Republican Rep. Tim Quinn, 56, claimed that the bill had nothing to do with either of the state’s current senators, Mike Lee and Mitt Romney, but that he believed the policy was important given the length of a senator’s term. Others questioned if Quinn’s timing of the bill, which was introduced on Wednesday, was triggered by Romney’s wavering support of President Trump throughout the impeachment process.
“I know that’s what’s going to be the narrative,” Quinn told Deseret News when asked if his legislation was targeted at Romney. “If it were, then it might make sense to have a sunset on it. That would not be the case.”
He added: “Obviously, I didn’t open this bill file after he made some of that news with impeachment, it would have never been drafted this quickly. So I can understand why people might think that, but if they understood the legislative process, this was well before that.”
Quinn said he started working on the bill “weeks and weeks ago” and felt it was a “good mechanism in place to make any senator, current or future, a little more accountable to those who elected him or her.”
He added, “Six years is a long time.”
If the legislation became law, voters could petition to have a recall election of a sitting U.S. senator. Those looking to oust a senator would have to collect petitions from 25% of the state’s voting population to trigger the recall vote during the next election.
“I think it’s a fairly large hurdle,” Quinn said of the petition process. “That’s a lot of signature gathering. So it’s not something that people would take lightly if someone ever did want to recall a sitting senator.”

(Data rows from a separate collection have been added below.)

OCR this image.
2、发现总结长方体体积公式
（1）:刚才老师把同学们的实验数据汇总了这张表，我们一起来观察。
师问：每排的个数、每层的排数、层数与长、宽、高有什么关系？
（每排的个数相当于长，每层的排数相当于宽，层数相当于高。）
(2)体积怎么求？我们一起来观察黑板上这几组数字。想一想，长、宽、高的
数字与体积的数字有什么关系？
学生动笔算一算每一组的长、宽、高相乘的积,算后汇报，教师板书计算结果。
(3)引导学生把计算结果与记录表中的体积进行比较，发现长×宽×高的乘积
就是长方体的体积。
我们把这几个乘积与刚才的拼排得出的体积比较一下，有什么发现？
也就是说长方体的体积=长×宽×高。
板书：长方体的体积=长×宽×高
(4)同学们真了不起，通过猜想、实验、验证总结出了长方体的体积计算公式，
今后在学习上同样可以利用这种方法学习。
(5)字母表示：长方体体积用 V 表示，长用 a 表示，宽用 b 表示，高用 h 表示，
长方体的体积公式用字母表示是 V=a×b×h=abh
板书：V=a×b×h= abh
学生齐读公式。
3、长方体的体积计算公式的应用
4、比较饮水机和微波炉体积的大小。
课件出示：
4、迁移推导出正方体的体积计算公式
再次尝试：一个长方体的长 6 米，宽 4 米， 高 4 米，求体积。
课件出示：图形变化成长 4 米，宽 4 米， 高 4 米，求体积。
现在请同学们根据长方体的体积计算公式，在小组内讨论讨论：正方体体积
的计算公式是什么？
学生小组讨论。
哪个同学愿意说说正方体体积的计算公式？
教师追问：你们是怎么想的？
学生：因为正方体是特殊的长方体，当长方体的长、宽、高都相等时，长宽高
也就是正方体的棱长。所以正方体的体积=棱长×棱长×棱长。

Quinn’s bill would likely face a battle in the courts if it became law. The 17th Amendment changed Senate seats from being appointments to elected offices, but there is not currently a process showing a constitutional way to recall federally elected officials.
Romney, 72, has faced scrutiny from within his party for breaking with Trump on issues such as impeachment. Newly appointed Georgia Sen. Kelly Loeffler ripped Romney for leaving the door open on additional witness testimony, tweeting: “After 2 weeks, it’s clear that Democrats have no case for impeachment. Sadly, my colleague [Romney] wants to appease the left by calling witnesses who will slander the [president] during their 15 minutes of fame. The circus is over. It’s time to move on!”